At recent dialogue event, Faiths in Coversation on April 28th here in Dallas,  Doug Skinner, a Christian pastor, and Imam Zia, a Muslim leader, and Rabbi Hanan Schlesinger spoke about the relation between faith and works. It was an enlightening discussion, and again demonstrated how similar these three religions can sound while being quite different.

The Christian presentation noted, conventionally, that faith and works go together. One cannot have faith in God without being obedient to God. This is rooted deeply in the Christian meaning of faith as a personal relationship with God through Jesus Christ. And this in turn is based on the Christian understanding of God as Trinity.

Through faith in Christ Christians participate in the inner life of God, because Christ, the Son of God, is part of that inner life. And if one is participating in God’s life then one’s actions are shaped by God’s desires. One becomes an instrument of God’s will. Faith inevitably bears fruit in good works.

The presentation on Judaism eschewed any mention of faith as a means of participation in the inner life of God. Faith was associated with belief in God. And thus faith has a reciprocal relationship with obedience to God’s law and doing good works.

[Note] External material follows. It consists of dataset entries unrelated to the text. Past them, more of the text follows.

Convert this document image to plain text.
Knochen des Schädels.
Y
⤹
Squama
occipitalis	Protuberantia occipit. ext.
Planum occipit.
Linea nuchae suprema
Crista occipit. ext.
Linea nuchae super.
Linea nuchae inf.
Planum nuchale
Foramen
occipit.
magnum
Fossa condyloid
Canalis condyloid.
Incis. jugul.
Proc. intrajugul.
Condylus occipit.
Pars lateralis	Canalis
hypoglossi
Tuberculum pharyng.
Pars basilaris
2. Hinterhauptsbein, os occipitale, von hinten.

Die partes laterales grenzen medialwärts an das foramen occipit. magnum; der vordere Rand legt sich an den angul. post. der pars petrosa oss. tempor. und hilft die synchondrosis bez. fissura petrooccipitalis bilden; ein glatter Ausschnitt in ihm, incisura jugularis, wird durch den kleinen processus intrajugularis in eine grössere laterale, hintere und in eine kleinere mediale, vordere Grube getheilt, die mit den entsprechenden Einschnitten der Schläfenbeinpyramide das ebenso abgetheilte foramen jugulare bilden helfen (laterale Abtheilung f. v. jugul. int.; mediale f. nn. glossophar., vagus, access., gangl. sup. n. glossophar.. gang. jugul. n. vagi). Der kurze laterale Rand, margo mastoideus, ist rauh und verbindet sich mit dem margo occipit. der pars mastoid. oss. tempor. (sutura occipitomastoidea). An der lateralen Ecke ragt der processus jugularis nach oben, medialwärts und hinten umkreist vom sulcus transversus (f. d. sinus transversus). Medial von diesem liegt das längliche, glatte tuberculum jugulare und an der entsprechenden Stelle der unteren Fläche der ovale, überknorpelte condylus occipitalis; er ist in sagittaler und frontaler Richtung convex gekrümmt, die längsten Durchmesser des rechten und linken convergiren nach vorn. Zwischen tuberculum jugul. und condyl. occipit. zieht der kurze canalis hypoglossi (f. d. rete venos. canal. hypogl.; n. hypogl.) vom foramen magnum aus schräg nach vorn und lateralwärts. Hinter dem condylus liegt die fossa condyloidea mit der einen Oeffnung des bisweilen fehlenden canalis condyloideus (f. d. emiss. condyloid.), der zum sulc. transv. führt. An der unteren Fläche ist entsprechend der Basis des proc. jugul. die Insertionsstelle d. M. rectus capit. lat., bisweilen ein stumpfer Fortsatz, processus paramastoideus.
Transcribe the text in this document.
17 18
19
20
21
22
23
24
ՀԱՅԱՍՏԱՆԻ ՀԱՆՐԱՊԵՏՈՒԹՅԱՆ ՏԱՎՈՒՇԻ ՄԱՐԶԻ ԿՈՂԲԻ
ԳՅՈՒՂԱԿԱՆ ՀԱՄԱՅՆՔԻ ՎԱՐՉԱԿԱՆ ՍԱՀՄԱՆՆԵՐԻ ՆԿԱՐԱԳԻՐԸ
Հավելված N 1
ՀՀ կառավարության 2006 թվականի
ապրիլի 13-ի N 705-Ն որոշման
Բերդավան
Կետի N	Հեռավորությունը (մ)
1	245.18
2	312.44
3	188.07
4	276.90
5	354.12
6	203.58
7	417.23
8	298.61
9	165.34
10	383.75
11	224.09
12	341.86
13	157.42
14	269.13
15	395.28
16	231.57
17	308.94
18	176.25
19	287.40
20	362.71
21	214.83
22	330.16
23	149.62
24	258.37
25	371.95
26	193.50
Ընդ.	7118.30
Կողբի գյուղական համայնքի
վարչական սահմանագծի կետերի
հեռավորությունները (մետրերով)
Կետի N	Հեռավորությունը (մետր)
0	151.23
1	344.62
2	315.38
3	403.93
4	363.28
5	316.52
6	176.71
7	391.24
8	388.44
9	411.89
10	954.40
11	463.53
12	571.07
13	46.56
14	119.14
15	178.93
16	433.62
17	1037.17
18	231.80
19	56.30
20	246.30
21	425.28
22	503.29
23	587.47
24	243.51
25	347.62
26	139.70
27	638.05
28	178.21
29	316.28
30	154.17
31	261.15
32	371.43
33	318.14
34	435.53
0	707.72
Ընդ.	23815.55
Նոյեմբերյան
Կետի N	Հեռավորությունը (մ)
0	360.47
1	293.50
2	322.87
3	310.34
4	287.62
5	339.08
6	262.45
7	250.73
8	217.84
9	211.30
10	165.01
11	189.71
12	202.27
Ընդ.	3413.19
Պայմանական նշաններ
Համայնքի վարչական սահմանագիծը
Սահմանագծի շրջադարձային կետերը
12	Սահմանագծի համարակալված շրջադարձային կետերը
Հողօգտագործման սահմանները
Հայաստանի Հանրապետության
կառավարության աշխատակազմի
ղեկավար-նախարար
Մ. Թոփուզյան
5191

If you believe in a God who instructs people in how to behave then you are likely to be obedient to God’s instructions. And even absent such faith, ethical action draws one into God’s intention for human beings and thus closer to recognizing God’s existence as creator of human beings.

The imam’s presentation focused on faith as the orientation of intention. If you do good works because they are good for your fellow humans and yourself then your intention is focused on earth, and on earth you will receive your reward. If you do good works out of faithful obedience to God then your reward will be in heaven.

What became clear in the conversation is that these three religions, or at least these three religious leaders, do not agree about the meaning of the words “faith in God.” This is not so much because they disagree about the word God, but because they disagree about the meaning of the word faith. Their understandings, if broadened across their traditions, are not mutually exclusive. But basically they are different.

Exposing these differences in the meaning of basic religious terminology is one of the most important reasons for dialogue, because it sharpens our ability to find the places where we have real common interests. Then whether or not we can think alike, we may find ways to work together.